Complete step by step solution: Given that,
The diagonals of the rhombus \[ABCD\] are related by \[BD=2AC\text{ }...(1)\]
Where \[AC\] and \[BD\] are the diagonals and \[M\] is the intersecting point of these diagonals.
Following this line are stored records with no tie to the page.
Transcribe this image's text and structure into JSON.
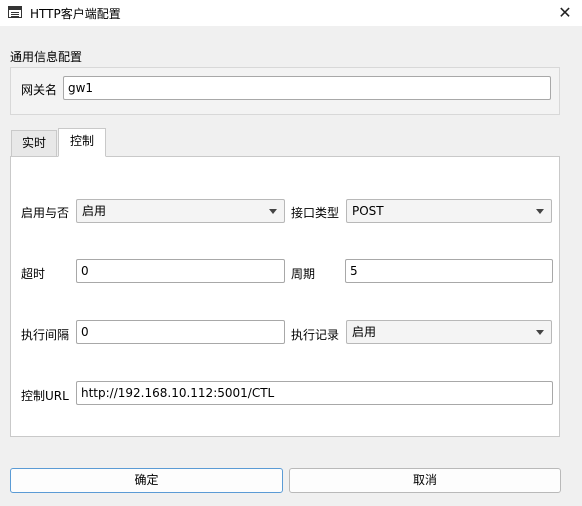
{
  "window": {
    "title": "HTTP客户端配置",
    "close_glyph": "✕",
    "icon": "app-window-icon"
  },
  "general": {
    "section_label": "通用信息配置",
    "gateway_label": "网关名",
    "gateway_value": "gw1"
  },
  "tabs": [
    {
      "label": "实时",
      "active": false
    },
    {
      "label": "控制",
      "active": true
    }
  ],
  "control": {
    "enable_label": "启用与否",
    "enable_value": "启用",
    "interface_type_label": "接口类型",
    "interface_type_value": "POST",
    "timeout_label": "超时",
    "timeout_value": "0",
    "period_label": "周期",
    "period_value": "5",
    "exec_interval_label": "执行间隔",
    "exec_interval_value": "0",
    "exec_log_label": "执行记录",
    "exec_log_value": "启用",
    "url_label": "控制URL",
    "url_value": "http://192.168.10.112:5001/CTL"
  },
  "buttons": {
    "ok": "确定",
    "cancel": "取消"
  }
}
So, \[M\] be the midpoint of the diagonals.
Then, we can write
\[\begin{align}
  & BD=BM+DM \\
 & \because DM=BM \\
 & BD=2DM\text{ }...(2) \\
\end{align}\]
And
\[\begin{align}
  & AC=AM+CM \\
 & \because AM=CM \\
 & AC=2AM\text{ }...(3) \\
\end{align}\]
From (1), (2), and (3), we can write
\[\begin{align}
  & 2DM=2(2AM) \\
 & DM=2AM \\
\end{align}\]
Then, their magnitudes are
$\begin{align}
  & \left| DM \right|=2\left| AM \right| \\
 & \Rightarrow \left| (2-i)-(1+i) \right|=2\left| (x+iy)-(2-i) \right| \\
 & \Rightarrow \left| 1-2i \right|=2\left| (x-2)+i(y+1) \right| \\
\end{align}$
But we have $\left| x+iy \right|=\sqrt{{{x}^{2}}+{{y}^{2}}}$
So,
$\begin{align}
  & \sqrt{{{1}^{2}}+{{(-2)}^{2}}}=2\sqrt{{{(x-2)}^{2}}+{{(y+1)}^{2}}} \\
 & \sqrt{5}=2\sqrt{{{(x-2)}^{2}}+{{(y+1)}^{2}}} \\
\end{align}$
Squaring on both sides, we get
$5=4\left[ {{(x-2)}^{2}}+{{(y+1)}^{2}} \right]\text{ }...(5)$
The slope of $DM$ is
$\begin{align}
  & {{m}_{1}}=\dfrac{{{y}_{2}}-{{y}_{2}}}{{{x}_{2}}-{{x}_{1}}} \\
 & \text{ }=\dfrac{-1-1}{2-1} \\
 & \text{ }=-2 \\
\end{align}$
Since the diagonals bisect each other, they are perpendicular to each other. I.e., $DM\bot AM$
$\begin{align}
  & {{m}_{1}}\times {{m}_{2}}=-1 \\
 & \Rightarrow -2\times \dfrac{y+1}{x-2}=-1 \\
 & \Rightarrow 2(y+1)=(x-2)\text{ }...(6) \\
\end{align}$
From (5) and (6), we get
$\begin{align}
  & 5=4\left[ {{(2(y+1))}^{2}}+{{(y+1)}^{2}} \right] \\
 & \Rightarrow 5=4\left[ 4{{(y+1)}^{2}}+{{(y+1)}^{2}} \right] \\
 & \Rightarrow 5=4\left[ 5{{(y+1)}^{2}} \right] \\
 & \Rightarrow {{(y+1)}^{2}}=\dfrac{1}{4} \\
 & \Rightarrow y+1=\pm \dfrac{1}{2} \\
 & \Rightarrow y=-\dfrac{1}{2};-\dfrac{3}{2} \\
\end{align}$
Then,
\[\begin{align}
  & y=-\dfrac{1}{2}; \\
 & x-2=2(y+1) \\
 & \Rightarrow x-2=2(-\dfrac{1}{2}+1) \\
 & \Rightarrow x=3 \\
\end{align}\]
\[\begin{align}
  & y=-\dfrac{3}{2}; \\
 & x-2=2(y+1) \\
 & \Rightarrow x-2=2(-\dfrac{3}{2}+1) \\
 & \Rightarrow x-2=-1 \\
 & \Rightarrow x=1 \\
\end{align}\]
Therefore, the required complex numbers are $(3-\dfrac{1}{2}i)$ or $(1-\dfrac{3}{2}i)$

Option ‘A’ is correct

Note: Here we need to remember that, the diagonals are perpendicular to each other. So, we can able to find the required vertex.